Here are some news items from just this past week:
In Tibet, according to an Associated Press report, "police opened fire on hundreds of Buddhist monks and lay people who had marched on local government offices to demand the release of two monks detained for possessing photographs of the Dalai Lama, Tibet’s exiled Buddhist leader." At least eight died.
In Iraq, the mass murder of civilians continues while American and Iraqi government forces continue to battle murderous Shiite gangs known as militias. And a 40-year-old Assyrian Orthodox priest was killed in a drive-by shooting in Baghdad in the latest attack against Iraq’s Christian minority.
In Zimbabwe, one of the world’s longest-reigning tyrants, Robert Mugabe, began to violently annul the latest elections. He has virtually destroyed a once thriving country. Unemployment is 80 percent. Inflation is over 100,000 percent. The Zimbabwean dollar has been trading at a rate of 55 million for one U.S. dollar. And life expectancy has gone from 60 to 35.
In Woodbridge, Va., moronic officials at an elementary school called in police to arrest a 6-year-old boy for slapping a 6-year-old on her bottom. He has now been labeled a sex offender for life. And he is hardly alone among elementary school students. As reported in the Washington Post: "The Virginia Department of Education reported that 255 elementary students were suspended last year for offensive sexual touching, or ‘improper physical contact against a student.’ In Maryland, 166 elementary school children were suspended last year for sexual harassment, including three preschoolers, 16 kindergartners and 22 first-graders, according to the State Department of Education."
In Pakistan, more than 25,000 people rallied against "Fitna," an anti-Quran film made by Geert Wilders, a member of the Dutch Parliament. Speakers called on Muslims to kill themselves and others in defense of Islam’s honor.
Human Rights Watch released a report that the government of Sudan "is giving [Sudanese Arab gangs] a license to rape" black women and girls in Darfur.
In Sri Lanka, the Associated Press reported, "A suicide bomber killed 14 people at an opening ceremony for a Sri Lankan marathon. … More than 90 others were wounded."
In Israel, Haaretz reported that an Arab woman has been shot in an attempted honor killing.

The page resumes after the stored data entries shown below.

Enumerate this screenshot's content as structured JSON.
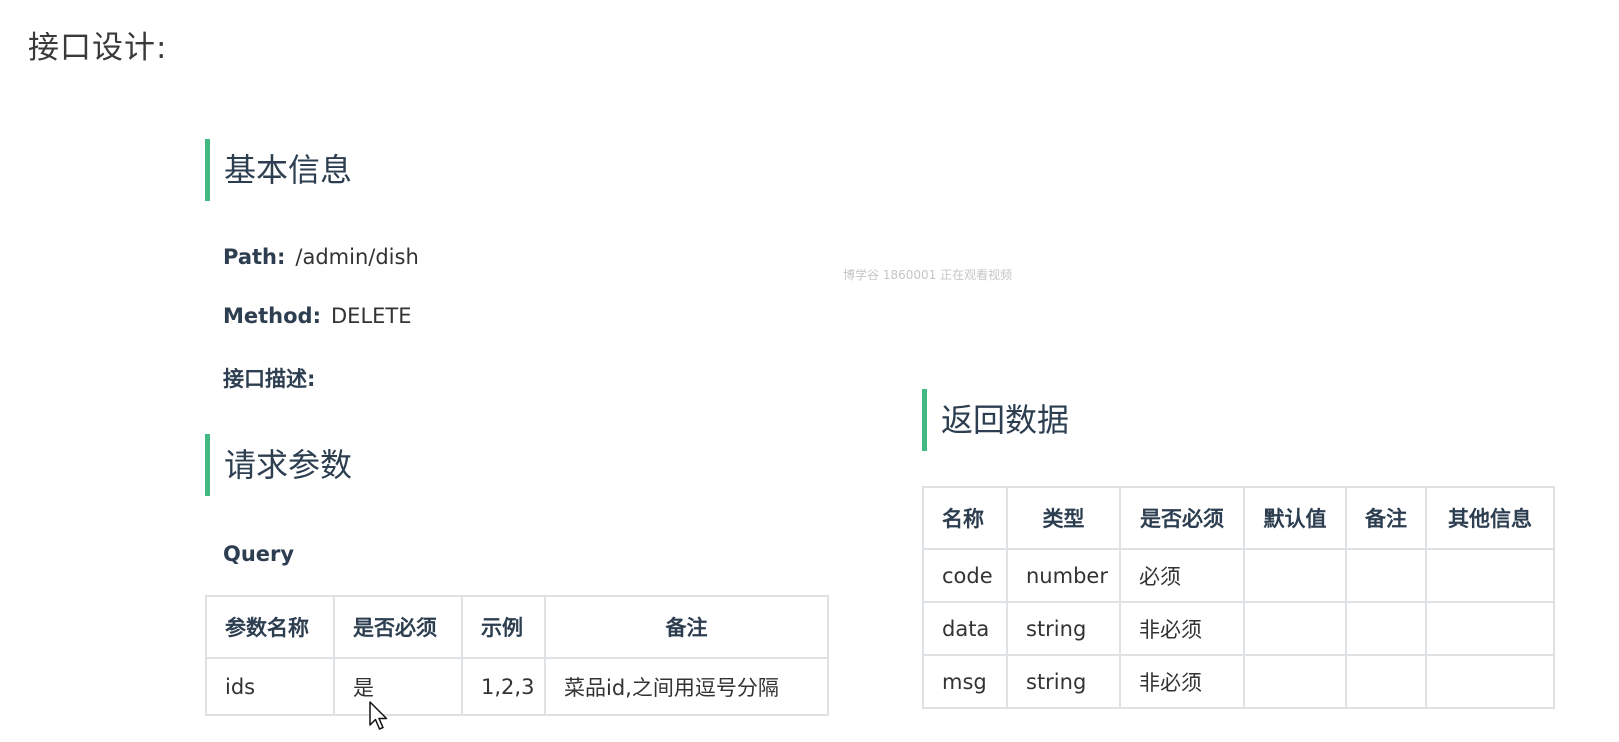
{
  "page": {
    "title": "接口设计:"
  },
  "watermark": "博学谷 1860001 正在观看视频",
  "basic_info": {
    "heading": "基本信息",
    "path_label": "Path:",
    "path_value": "/admin/dish",
    "method_label": "Method:",
    "method_value": "DELETE",
    "desc_label": "接口描述:"
  },
  "request": {
    "heading": "请求参数",
    "query_label": "Query",
    "columns": [
      "参数名称",
      "是否必须",
      "示例",
      "备注"
    ],
    "rows": [
      [
        "ids",
        "是",
        "1,2,3",
        "菜品id,之间用逗号分隔"
      ]
    ]
  },
  "response": {
    "heading": "返回数据",
    "columns": [
      "名称",
      "类型",
      "是否必须",
      "默认值",
      "备注",
      "其他信息"
    ],
    "rows": [
      [
        "code",
        "number",
        "必须",
        "",
        "",
        ""
      ],
      [
        "data",
        "string",
        "非必须",
        "",
        "",
        ""
      ],
      [
        "msg",
        "string",
        "非必须",
        "",
        "",
        ""
      ]
    ]
  },
  "colors": {
    "accent": "#42b983",
    "table_border": "#dfe2e5",
    "heading_text": "#2c3e50"
  }
}
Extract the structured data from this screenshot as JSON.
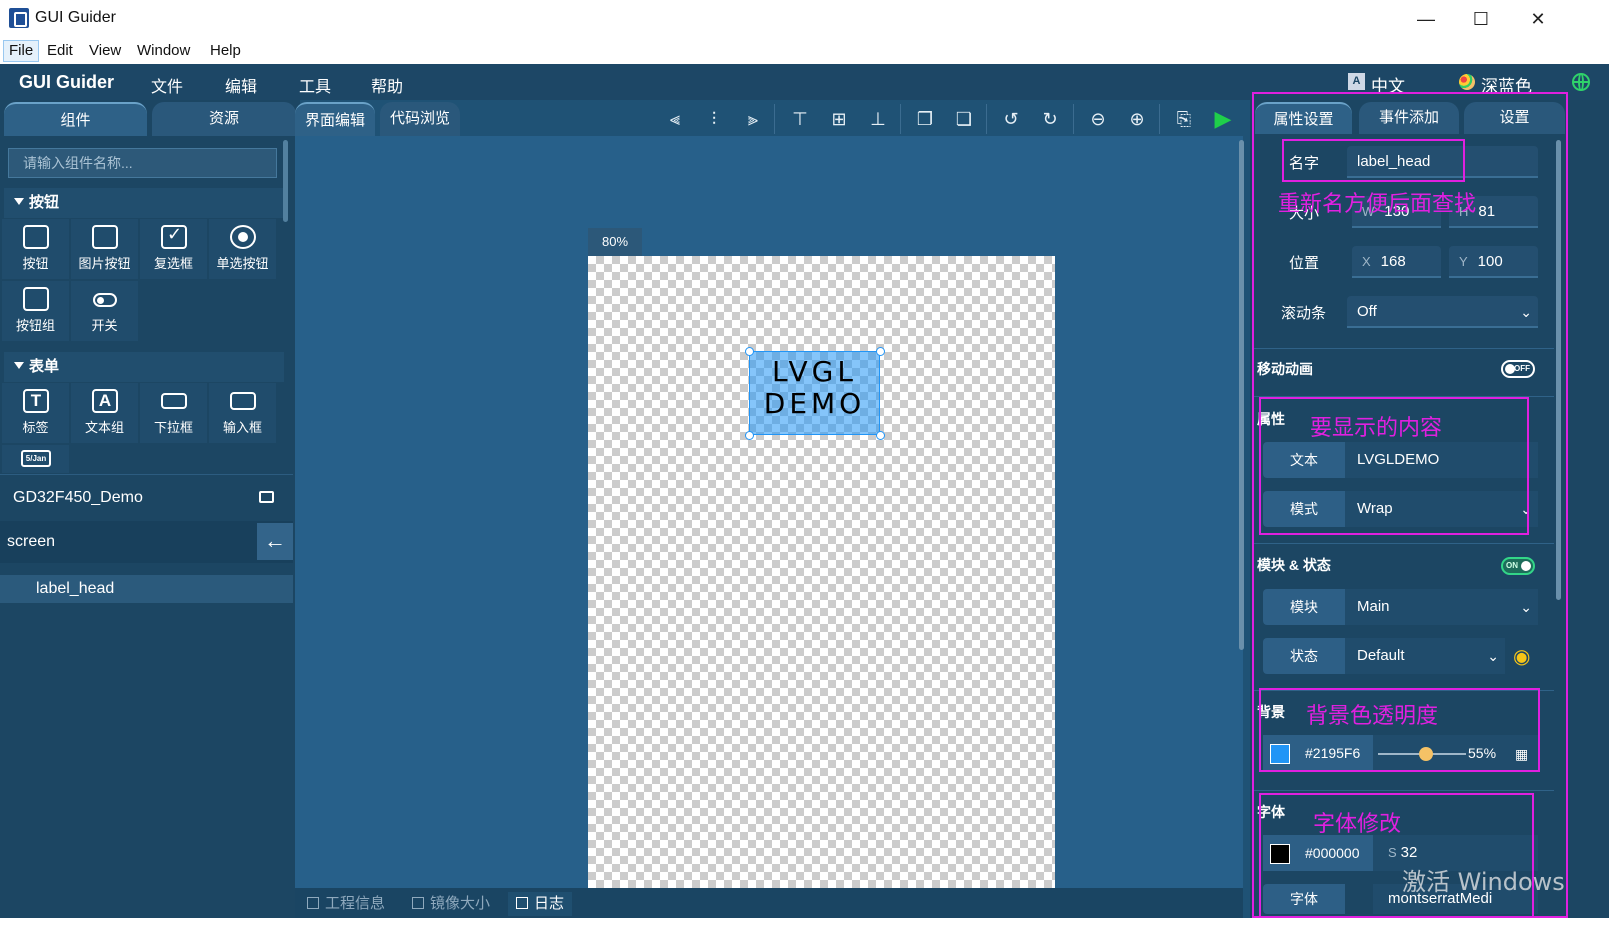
{
  "window": {
    "title": "GUI Guider",
    "min": "—",
    "max": "☐",
    "close": "✕"
  },
  "menubar": [
    "File",
    "Edit",
    "View",
    "Window",
    "Help"
  ],
  "header": {
    "brand": "GUI Guider",
    "menus": [
      "文件",
      "编辑",
      "工具",
      "帮助"
    ],
    "language": "中文",
    "theme": "深蓝色"
  },
  "left": {
    "tabs": {
      "components": "组件",
      "resources": "资源"
    },
    "search_placeholder": "请输入组件名称...",
    "sections": {
      "buttons": {
        "title": "按钮",
        "items": [
          "按钮",
          "图片按钮",
          "复选框",
          "单选按钮",
          "按钮组",
          "开关"
        ]
      },
      "forms": {
        "title": "表单",
        "items": [
          "标签",
          "文本组",
          "下拉框",
          "输入框"
        ],
        "extra": "5/Jan"
      }
    },
    "project": "GD32F450_Demo",
    "screen": "screen",
    "tree_item": "label_head"
  },
  "center": {
    "tabs": {
      "editor": "界面编辑",
      "code": "代码浏览"
    },
    "zoom": "80%",
    "label_text": [
      "LVGL",
      "DEMO"
    ],
    "bottom_tabs": {
      "info": "工程信息",
      "mirror": "镜像大小",
      "log": "日志"
    }
  },
  "right": {
    "tabs": {
      "props": "属性设置",
      "events": "事件添加",
      "settings": "设置"
    },
    "name_label": "名字",
    "name_value": "label_head",
    "size_label": "大小",
    "w_prefix": "W",
    "w_value": "130",
    "h_prefix": "H",
    "h_value": "81",
    "pos_label": "位置",
    "x_prefix": "X",
    "x_value": "168",
    "y_prefix": "Y",
    "y_value": "100",
    "scroll_label": "滚动条",
    "scroll_value": "Off",
    "move_anim": "移动动画",
    "switch_off": "OFF",
    "attr_title": "属性",
    "text_label": "文本",
    "text_value": "LVGLDEMO",
    "mode_label": "模式",
    "mode_value": "Wrap",
    "module_state_title": "模块 & 状态",
    "switch_on": "ON",
    "module_label": "模块",
    "module_value": "Main",
    "state_label": "状态",
    "state_value": "Default",
    "bg_title": "背景",
    "bg_color": "#2195F6",
    "bg_opacity": "55%",
    "bg_opacity_fraction": 0.55,
    "font_title": "字体",
    "font_color": "#000000",
    "font_size_prefix": "S",
    "font_size": "32",
    "font_label": "字体",
    "font_value": "montserratMedi"
  },
  "annotations": {
    "rename": "重新名方便后面查找",
    "content": "要显示的内容",
    "bg": "背景色透明度",
    "font": "字体修改"
  },
  "watermark": "激活 Windows"
}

She was the ninth female member of her family to be killed. "Eight women from this family were murdered in the past six years, all in connection with ‘family honor.’" Male relatives had murdered them all because they brought shame on their Muslim family by not marrying the men picked for them or otherwise disobeying family religious dictates.
These are only the news items of the last seven days. I purposely chose a period without dramatic headlines. And, of course, no news came out of North Korea, which continues to be the world’s largest concentration camp. Cubans continue to have no freedom. Iranians continue to be whipped and killed for sexual improprieties. Saudi women continue to be forced to be invisible in public and live a demeaned status.
The world is filled with evil. Always has been. The biggest difference today is that, thanks to communications, we are far more aware of much of it.
I am convinced that human evil is so great that most people choose either to ignore it or to focus their concerns elsewhere — like those who believe that human-created carbon dioxide emission, not human evil, poses the greatest threat to mankind. No one will ever get killed for fighting global warming. Fighting evil, on the other hand, is quite dangerous.